The NHL should abolish the suit and tie dress code

There are few things I love more than hockey and fashion. I couldn’t be happier when I see NHL players get to express themselves with cool outfits.


Under the NHL’s CBA, players are required to wear a suit, dress shirt, and tie to the arena on game days “unless otherwise specified by the head coach or manager.” It’s the only major professional sports league in North America with such a strict dress code.



A few weeks ago on Twitter, Allan Walsh brought this topic up and it got people talking. A lot of the old-fashioned hockey fans disagreed, stating that professional athletes should always be in professional attire.



Yes, they may be professionals, but it’s now the year 2021, and the suit and tie requirement goes back to when the league first commenced and when suits and ties used to be daily attire for men.


Many players have unique fashion senses, and while you can express yourself with a suit, it would be much more interesting to see what outfits guys put together for games. This isn’t to say it should be a free-for-all because there still should be certain things you can and cannot wear. The clothing should be appropriate and presentable to an extent.


Toronto Maple Leafs forward Auston Matthews is known for his bold fashion sense. He did an interview with GQ in 2018 and discussed his sense of style. Here are some quotes from the article:


Would you say the sport’s fashion sense is evolving?
I think the NHL, compared to other sports, is a little more reserved and traditional. We wear suits to all of our games. Other sports, they’re free to wear whatever and be creative. But I definitely think it’s evolved quite a bit. The guys are younger and they like to wear different stuff, like stuff that stands out and not just black and white. For me, it’s cool to see. And maybe one day down the line the NHL will want to do something like what basketball and football, where guys are free to wear whatever and get creative and make things a little more interesting. I don’t mind at all wearing a suit. I actually kind of like it. I have a lot of suits in my closet. I get different ones every year. But at the same time, I wouldn’t hate being able to wear street clothes and something different than a suit.


What are your favorite brands?
I like Gucci a lot. I like Off-White quite a bit. A lot of their shoes and stuff are different and hard to get. Givenchy, I like a lot. Louis Vuitton, I like their luggage and wallets. I tend to lean toward that as far as that goes. I think my number one is Gucci.

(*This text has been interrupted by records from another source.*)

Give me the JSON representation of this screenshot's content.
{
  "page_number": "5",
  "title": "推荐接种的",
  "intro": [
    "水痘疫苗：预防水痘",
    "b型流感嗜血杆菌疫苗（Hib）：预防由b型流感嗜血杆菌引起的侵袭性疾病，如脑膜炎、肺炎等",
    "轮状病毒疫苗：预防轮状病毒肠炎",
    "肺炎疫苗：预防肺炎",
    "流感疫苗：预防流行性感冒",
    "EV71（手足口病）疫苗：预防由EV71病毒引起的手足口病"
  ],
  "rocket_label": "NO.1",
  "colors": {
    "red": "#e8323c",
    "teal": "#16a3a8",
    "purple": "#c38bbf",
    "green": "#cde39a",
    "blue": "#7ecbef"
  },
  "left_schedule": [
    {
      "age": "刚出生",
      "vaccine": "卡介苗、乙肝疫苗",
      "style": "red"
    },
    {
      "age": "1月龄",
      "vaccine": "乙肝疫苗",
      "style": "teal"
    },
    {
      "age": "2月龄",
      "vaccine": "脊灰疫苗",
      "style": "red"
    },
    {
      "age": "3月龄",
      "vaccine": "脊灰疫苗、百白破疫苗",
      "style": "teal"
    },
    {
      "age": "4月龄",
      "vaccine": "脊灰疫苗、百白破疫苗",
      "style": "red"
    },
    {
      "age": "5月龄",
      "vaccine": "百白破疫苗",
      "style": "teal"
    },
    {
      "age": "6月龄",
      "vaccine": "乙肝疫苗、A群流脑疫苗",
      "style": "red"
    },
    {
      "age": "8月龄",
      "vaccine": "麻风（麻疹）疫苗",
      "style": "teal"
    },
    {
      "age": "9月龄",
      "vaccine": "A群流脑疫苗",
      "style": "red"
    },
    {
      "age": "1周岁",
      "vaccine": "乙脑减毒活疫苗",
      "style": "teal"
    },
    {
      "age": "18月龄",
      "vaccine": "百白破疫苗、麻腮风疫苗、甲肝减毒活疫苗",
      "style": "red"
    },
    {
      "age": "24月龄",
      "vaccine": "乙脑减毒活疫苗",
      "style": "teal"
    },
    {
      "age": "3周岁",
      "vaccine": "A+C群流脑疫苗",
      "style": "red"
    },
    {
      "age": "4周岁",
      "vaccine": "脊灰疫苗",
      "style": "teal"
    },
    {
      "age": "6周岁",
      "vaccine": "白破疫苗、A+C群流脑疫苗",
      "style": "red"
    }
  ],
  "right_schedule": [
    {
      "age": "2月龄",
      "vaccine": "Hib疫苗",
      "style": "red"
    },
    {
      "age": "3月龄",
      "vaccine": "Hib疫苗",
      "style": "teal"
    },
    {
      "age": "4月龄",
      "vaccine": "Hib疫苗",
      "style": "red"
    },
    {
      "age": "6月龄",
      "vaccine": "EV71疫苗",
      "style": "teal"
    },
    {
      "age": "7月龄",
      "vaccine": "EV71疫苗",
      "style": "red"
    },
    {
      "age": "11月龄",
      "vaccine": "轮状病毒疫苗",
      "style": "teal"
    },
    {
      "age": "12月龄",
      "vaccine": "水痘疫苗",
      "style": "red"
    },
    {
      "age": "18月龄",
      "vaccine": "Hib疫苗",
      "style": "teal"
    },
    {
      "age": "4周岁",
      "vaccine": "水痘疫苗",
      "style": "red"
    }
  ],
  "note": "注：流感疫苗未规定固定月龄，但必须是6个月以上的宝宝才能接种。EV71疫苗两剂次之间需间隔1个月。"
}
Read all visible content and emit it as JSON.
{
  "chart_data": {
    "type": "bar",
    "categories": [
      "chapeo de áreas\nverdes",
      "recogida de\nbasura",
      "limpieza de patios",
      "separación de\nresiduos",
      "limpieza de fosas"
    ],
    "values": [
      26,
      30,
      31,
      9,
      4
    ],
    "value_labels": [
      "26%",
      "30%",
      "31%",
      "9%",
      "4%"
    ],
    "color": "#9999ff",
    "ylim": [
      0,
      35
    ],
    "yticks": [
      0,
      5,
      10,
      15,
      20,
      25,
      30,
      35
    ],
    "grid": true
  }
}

Matthews has always stood out when it comes to expressing himself through his outfits.



Sports should be fun and the NHL itself could use a lot of help when it comes to marketing and growing the game. It’s a predominantly white sport and the same goes for the fanbase. If players were allowed to be diverse with their outfits, it could provide a more relaxed environment and might even draw new viewers to the sport.


For example, the NBA fashion account “League Fits” has almost one million followers on Instagram alone. That means that so many people are into what the players wear that they follow the Instagram account that showcases league-wide fashion.



Now is the perfect time for the NHL to change its dress code due to their new deal with ESPN. It’s self-explanatory that ESPN is a sports giant, so this could be the start of more people getting into hockey.


Whenever the NHL has allowed players to wear what they want, the results have always been phenomenal. During last year’s playoff bubble, some teams relaxed their dress code to make things more enjoyable amidst a global pandemic. This resulted in tons of fans taking to social media to grade players on their outfits and rate them on a scale of one to ten.


Even players got in on the action. Former NHLer Kris Versteeg posted Instagram stories rating everyone’s fashion choices.



Versteeg made comments about the dress code, too, saying it should no longer be a thing.


“I feel like we’re leaving millions — maybe hundreds of millions — of dollars on the table with advertising and marketing opportunities,” Versteeg said. “The way the NBA treats it — every time they get out of their bus or cars, it’s a free red carpet. Who are you wearing? What are you wearing? Who can you be sponsored by? Fashion and streetwear is so in, especially over the last three years as NBA players have popularized it. I wish the NHL would get on board. It might be a bit of a psychological change for the fans too because they’re so used to seeing players dress a certain way, but I think they need to see these players and their own personalities come out. So not only can guys get sponsorship deals out of it, but they’ll be more personable to fans. Because there’s no better way to show your personality with what you wear.”


I couldn’t agree with him more!


In February, the Boston Bruins showed up to their Lake Tahoe game in 90’s attire. Their reverse retro jerseys are from the 1990s, so they decided to pay homage to the era with what they wore. The photos of the team went viral in an instant.




Even people who don’t watch hockey saw these photos and were talking about it. This is exactly what the NHL should want. It needs this type of attention.


Whatever your stance is, just remember that times change, and eventually, these old habits will probably wear out. The league is becoming younger and the long-tenured coaches and players will be retiring one-by-one. This will bring in new faces and ideas which could make a dress code change inevitable in the future.